- Parent company: Virgin Music Group
- Founded: 2004
- Founder: Daddy Kev; Danyell Jariel;
- Distributor: Virgin Music Group / UMG
- Genre: Hip hop; electronic;
- Country of origin: United States
- Location: Los Angeles, California
- Official website: https://www.alphapuprecords.com/

= Alpha Pup Records =

American independent record label and distributor

Alpha Pup Records is an American independent record label based in Los Angeles, California.
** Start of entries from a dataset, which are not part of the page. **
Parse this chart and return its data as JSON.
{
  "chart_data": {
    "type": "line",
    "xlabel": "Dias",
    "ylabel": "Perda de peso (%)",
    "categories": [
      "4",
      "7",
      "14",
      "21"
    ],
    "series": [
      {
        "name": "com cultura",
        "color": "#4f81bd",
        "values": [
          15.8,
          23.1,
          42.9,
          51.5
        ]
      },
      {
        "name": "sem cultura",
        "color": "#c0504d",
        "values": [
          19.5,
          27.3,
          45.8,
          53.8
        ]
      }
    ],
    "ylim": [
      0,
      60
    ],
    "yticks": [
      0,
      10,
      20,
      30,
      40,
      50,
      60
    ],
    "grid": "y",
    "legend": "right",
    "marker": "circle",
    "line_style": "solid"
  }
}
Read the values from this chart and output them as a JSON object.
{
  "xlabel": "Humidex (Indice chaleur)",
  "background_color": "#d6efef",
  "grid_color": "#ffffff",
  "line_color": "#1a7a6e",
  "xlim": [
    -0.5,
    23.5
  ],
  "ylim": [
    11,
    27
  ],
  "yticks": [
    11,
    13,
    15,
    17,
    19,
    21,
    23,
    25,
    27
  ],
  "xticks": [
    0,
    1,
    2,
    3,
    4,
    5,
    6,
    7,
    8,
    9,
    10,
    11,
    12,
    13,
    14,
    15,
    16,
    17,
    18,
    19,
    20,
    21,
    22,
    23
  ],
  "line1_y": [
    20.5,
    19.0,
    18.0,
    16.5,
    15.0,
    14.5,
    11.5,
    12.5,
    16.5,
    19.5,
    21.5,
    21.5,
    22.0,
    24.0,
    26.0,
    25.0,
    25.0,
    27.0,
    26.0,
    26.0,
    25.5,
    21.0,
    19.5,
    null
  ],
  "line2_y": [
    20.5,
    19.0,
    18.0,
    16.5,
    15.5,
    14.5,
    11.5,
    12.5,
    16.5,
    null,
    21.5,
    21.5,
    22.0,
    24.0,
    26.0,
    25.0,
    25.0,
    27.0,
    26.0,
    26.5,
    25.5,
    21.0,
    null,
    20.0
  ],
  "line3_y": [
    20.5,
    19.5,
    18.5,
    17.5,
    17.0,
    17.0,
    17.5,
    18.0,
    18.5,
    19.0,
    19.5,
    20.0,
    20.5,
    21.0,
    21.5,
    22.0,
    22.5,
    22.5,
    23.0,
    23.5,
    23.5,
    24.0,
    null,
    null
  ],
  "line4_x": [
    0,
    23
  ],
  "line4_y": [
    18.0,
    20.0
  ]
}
It was founded by Daddy Kev and Danyell Jariel in 2004. LA Weekly placed it at number 2 on the "Top 10 Most Exciting L.A. Indie Labels of 2010" list.

==History==
BBC One DJ Mary Anne Hobbs has supported Alpha Pup Records from its inception and comments that "the artists involved with Low End Theory, with the Brainfeeder label, with Alpha Pup, with Leaving Records all have close ties with the UK". In 2014, Chris Ziegler of LA Weekly described the label as "a big part of the reason why" "Los Angeles is one of the most vital cities in the world for electronic music right now".

It has released music from edIT, Daedelus, Reefer, Nosaj Thing, Nocando, Free the Robots, Take, Dibiase, Jonwayne, Young Montana?, Kone, Virtual Boy, Dot, Nobody, Mike Gao, Astronautica, Elusive, Invisibl Skratch Piklz, Mast, and Ryan Porter.